Son escenarios enigmáticos pero no opresivos y que además están pintados con extremada pulcritud, lo que le ha valido obtener numerosos premios y reconocimientos, el más reciente el del XLVIII Concurso Internacional de Pintura Villa de Fuente Álamo de Murcia 2020. Sus exposiciones individuales de los últimos años la han llevado a lugares tan alejados como Suecia o Singapur.
Con el acrílico Night light obtuvo el Premio Fundación Caja Rural de Asturias en el L Certamen Nacional de Arte de Luarca 2019, motivo de la actual exposición. El cuadro resume bien esta última etapa de su trayectoria, con un motivo central que es sólo un fondo de habitación iluminado lateralmente, con un tabique en medio que corta o divide el haz de luz y genera un halo que transita hacia la oscuridad más absoluta, en una disminución casi total.
En otras obras la luz nocturna deja paso a la luz fría de la mañana, o la sucesión de recovecos permite atisbar un posible recorrido que permitiría salir del laberinto, en el caso de que nos encontráramos allí encerrados. Son pequeñas variaciones de lo mismo en las que de vez en cuando se introducen algunas novedades, como esa presencia geométrica que podría anunciar una deriva simbólica, si fuera el caso.
Porque Mónica Dixon es una artista un tanto hermética, que en su introversión sólo deja ver una superficie sin resquicios, en la que los demás rascamos sin estar seguros de que nos acercamos a lo que pretende.

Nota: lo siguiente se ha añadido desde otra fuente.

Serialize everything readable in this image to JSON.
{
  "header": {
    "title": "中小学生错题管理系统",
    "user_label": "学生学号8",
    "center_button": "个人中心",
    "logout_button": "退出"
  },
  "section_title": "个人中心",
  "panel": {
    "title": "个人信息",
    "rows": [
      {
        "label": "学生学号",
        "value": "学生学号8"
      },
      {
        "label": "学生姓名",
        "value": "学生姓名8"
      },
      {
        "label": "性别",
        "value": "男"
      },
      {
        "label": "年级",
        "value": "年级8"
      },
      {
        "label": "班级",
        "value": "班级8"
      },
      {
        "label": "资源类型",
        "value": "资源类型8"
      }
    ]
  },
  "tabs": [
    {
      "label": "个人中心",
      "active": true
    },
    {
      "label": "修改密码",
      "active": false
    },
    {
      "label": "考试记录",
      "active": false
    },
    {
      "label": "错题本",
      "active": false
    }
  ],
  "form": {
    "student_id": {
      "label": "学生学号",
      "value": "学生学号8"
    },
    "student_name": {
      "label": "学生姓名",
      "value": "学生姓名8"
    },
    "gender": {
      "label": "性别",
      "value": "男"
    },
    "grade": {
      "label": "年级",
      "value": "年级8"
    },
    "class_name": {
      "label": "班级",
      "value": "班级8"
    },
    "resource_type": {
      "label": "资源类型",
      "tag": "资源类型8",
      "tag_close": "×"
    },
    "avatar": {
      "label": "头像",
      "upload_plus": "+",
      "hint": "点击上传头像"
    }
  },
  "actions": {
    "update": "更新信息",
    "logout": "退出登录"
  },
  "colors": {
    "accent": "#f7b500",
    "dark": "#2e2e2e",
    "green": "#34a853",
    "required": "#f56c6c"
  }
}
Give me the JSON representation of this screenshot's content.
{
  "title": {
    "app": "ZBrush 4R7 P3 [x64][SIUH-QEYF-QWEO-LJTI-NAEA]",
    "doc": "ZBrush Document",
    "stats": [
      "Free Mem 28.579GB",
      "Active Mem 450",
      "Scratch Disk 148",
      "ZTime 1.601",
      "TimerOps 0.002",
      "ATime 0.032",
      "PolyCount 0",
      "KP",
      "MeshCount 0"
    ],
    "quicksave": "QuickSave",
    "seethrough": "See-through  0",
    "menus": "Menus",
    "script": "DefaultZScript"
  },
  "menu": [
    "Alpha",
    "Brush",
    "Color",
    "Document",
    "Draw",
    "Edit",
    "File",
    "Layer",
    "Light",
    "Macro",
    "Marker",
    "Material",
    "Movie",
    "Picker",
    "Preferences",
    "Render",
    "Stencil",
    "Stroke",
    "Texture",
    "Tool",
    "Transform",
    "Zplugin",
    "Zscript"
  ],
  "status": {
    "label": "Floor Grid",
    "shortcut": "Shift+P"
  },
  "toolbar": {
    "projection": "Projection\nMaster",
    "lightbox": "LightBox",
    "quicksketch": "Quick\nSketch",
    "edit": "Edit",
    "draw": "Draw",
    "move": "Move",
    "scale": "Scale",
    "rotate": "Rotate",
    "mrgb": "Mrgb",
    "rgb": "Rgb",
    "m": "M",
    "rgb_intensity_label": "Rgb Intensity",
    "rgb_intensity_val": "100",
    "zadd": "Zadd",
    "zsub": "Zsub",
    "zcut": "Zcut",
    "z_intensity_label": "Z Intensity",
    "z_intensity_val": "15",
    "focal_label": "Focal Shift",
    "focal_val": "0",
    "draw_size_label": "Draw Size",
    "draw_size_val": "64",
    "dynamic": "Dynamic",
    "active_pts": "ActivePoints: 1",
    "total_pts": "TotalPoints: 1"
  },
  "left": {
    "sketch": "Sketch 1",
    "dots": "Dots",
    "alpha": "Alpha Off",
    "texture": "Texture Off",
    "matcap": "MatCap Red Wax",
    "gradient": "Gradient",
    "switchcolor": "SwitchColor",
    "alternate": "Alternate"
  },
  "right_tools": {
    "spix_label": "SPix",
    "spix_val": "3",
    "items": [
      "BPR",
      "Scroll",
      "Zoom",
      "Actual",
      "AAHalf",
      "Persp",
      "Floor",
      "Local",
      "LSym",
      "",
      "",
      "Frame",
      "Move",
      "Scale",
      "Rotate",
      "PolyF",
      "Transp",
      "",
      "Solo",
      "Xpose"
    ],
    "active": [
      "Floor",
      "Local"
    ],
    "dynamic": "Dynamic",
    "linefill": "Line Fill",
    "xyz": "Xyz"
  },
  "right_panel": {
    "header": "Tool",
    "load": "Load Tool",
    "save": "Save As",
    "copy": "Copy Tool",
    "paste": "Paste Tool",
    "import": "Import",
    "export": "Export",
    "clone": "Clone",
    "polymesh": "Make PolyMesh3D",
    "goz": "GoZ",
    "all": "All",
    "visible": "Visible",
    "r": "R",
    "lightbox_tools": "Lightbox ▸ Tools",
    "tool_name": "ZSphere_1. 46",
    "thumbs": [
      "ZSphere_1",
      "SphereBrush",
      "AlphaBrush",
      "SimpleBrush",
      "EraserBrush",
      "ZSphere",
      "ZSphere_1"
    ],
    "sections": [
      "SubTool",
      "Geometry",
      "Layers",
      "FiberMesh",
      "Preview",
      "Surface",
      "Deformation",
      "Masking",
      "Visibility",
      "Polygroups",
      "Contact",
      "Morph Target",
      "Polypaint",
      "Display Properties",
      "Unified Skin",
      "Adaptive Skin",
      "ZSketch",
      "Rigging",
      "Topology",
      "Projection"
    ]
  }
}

Como buena norteamericana, tenderá más al pragmatismo, o como mucho a un trascendentalismo prudente e inmanente, que conecta el alma humana a lo existente en el mundo y que en el terreno pictórico se podría traducir en tan solo dos palabras: just it
Luis Feás Costilla
ITINERANCIA FINALIZADA. Casa de Cultura del Ayto. de Valdés y Sala Borrón, Oviedo.